Dykes' home is what Wilbur described as a travel trailer on land purchased from another neighbor approximately two years ago. She described him at 5-feet-8 and "exceedingly thin," and "unhealthy" looking. His introduction to the neighborhood came when he replaced a neighbor's mailbox with his own, she said. Soon he was threatening to shoot anyone or any animal that entered his property.
"He was very verbal that he hates all animals, and he didn't want any animals or people anywhere near his land," she said. "He told us flat out he would shoot any dogs that came onto his property."
Last year Dykes, who Wilbur refers to as "Mean Man," beat her 120-pound dog Max with a lead pipe when it entered what he perceived as "his side of the road," she said.

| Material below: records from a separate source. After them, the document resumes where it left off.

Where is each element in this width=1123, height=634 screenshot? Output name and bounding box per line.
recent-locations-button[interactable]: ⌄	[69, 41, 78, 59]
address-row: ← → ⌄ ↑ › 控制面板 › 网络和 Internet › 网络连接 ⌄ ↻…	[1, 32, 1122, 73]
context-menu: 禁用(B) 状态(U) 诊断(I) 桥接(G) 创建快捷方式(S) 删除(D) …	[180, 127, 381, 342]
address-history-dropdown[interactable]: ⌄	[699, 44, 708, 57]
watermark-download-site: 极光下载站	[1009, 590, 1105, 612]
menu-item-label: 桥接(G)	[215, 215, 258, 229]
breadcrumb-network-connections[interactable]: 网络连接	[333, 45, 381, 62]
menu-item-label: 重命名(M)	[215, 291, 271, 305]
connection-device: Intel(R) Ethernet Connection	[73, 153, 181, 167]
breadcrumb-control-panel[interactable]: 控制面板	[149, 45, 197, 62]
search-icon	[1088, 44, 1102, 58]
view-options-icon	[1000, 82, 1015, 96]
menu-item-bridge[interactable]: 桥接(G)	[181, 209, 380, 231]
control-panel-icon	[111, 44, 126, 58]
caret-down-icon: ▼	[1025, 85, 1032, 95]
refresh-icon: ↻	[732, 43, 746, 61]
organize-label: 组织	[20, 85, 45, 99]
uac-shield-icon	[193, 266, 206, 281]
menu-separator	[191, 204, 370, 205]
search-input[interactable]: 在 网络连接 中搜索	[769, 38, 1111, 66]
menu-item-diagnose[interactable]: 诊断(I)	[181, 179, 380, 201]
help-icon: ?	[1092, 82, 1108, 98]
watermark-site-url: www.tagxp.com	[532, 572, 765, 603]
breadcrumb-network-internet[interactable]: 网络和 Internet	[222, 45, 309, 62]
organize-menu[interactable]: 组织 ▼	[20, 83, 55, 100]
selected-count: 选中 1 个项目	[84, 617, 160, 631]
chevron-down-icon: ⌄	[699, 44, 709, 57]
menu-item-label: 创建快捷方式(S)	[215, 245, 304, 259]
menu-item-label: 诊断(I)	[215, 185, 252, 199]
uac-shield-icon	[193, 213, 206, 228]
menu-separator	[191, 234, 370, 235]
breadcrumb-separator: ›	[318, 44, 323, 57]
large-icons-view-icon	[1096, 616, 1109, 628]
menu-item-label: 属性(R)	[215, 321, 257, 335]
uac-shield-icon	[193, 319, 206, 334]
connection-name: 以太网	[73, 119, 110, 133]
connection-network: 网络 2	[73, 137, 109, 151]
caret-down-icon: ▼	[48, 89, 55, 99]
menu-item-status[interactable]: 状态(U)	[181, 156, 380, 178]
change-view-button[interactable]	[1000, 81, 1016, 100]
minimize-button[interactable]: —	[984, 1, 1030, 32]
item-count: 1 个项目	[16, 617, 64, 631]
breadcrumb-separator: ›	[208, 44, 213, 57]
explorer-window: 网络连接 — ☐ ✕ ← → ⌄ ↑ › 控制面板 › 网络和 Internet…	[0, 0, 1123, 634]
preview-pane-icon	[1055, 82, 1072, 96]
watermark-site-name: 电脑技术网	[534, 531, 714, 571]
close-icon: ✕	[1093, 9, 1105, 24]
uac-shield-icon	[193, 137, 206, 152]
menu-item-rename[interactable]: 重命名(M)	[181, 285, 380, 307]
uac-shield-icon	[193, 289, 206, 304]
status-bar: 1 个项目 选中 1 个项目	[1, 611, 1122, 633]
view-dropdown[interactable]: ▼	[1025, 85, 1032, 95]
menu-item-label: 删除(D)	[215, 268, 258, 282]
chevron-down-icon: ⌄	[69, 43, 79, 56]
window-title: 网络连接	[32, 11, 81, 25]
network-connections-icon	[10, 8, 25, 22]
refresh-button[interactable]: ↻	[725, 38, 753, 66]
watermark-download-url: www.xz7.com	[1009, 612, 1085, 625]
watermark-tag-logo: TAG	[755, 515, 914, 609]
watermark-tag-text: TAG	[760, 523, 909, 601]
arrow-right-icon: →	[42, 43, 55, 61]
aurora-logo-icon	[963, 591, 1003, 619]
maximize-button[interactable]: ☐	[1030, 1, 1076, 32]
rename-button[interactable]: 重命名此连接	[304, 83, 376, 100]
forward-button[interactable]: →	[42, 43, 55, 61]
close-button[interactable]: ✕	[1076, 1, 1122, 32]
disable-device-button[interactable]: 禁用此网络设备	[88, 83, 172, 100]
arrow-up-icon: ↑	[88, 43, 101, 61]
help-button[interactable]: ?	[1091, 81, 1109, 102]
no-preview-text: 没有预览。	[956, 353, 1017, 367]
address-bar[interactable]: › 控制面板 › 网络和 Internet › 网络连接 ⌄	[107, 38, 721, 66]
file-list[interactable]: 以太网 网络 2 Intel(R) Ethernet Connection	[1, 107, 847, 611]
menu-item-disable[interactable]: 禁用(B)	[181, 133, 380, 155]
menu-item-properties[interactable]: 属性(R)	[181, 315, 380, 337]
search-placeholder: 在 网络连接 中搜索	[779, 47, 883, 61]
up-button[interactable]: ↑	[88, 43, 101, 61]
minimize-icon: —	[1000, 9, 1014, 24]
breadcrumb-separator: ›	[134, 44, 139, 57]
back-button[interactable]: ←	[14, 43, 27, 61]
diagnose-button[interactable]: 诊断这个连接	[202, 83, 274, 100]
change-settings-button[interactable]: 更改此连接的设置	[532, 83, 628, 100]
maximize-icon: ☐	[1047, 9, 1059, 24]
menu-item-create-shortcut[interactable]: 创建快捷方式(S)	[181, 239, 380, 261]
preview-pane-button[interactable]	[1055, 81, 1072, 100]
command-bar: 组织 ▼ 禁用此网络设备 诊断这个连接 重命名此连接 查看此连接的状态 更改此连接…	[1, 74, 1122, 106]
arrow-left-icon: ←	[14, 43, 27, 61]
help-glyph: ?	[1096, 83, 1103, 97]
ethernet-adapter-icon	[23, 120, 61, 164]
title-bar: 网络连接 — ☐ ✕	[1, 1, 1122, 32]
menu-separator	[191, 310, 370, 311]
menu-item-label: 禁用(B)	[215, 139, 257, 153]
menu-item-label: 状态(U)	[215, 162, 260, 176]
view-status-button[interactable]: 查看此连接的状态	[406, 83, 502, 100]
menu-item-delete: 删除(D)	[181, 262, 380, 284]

Max died a week later.
Another neighbor, Claudia Davis, told The Associated Press that he had yelled at her and fired his gun at her, her son James Davis, Jr. and her baby grandson after he claimed their truck caused damage to a speed bump in the dirt road near his property. No one was hurt, but Davis, Jr. told the AP that he believes the shooting and kidnapping are connected to a court hearing concerning the incident.
"I believe he thought I was going to be in court and he was going to get more charges than the menacing, which he deserved, and he had a bunch of stuff to hide and that's why he did it," Davis said.
Police said that they do not think that Dykes had any connection to Ethan, and that SWAT teams and police are negotiating with Dykes.
Davis said that he has seen the bunker, which contains a television, and where Dykes has been known to hunker down for up to eight days.
"He's got steps made out of cinder blocks going down to it," Davis said. "It's lined with those red bricks all in it."
Police say Dykes may have enough supplies to last him weeks.
Midland City Mayor Virgil Skipper pleaded Thursday for Dykes to release the boy.
"That's an innocent kid. Let him go back to his parents, he's crying for his parents and his grandparents and he does not know what's going on," he told ABC News. "Let this kid go."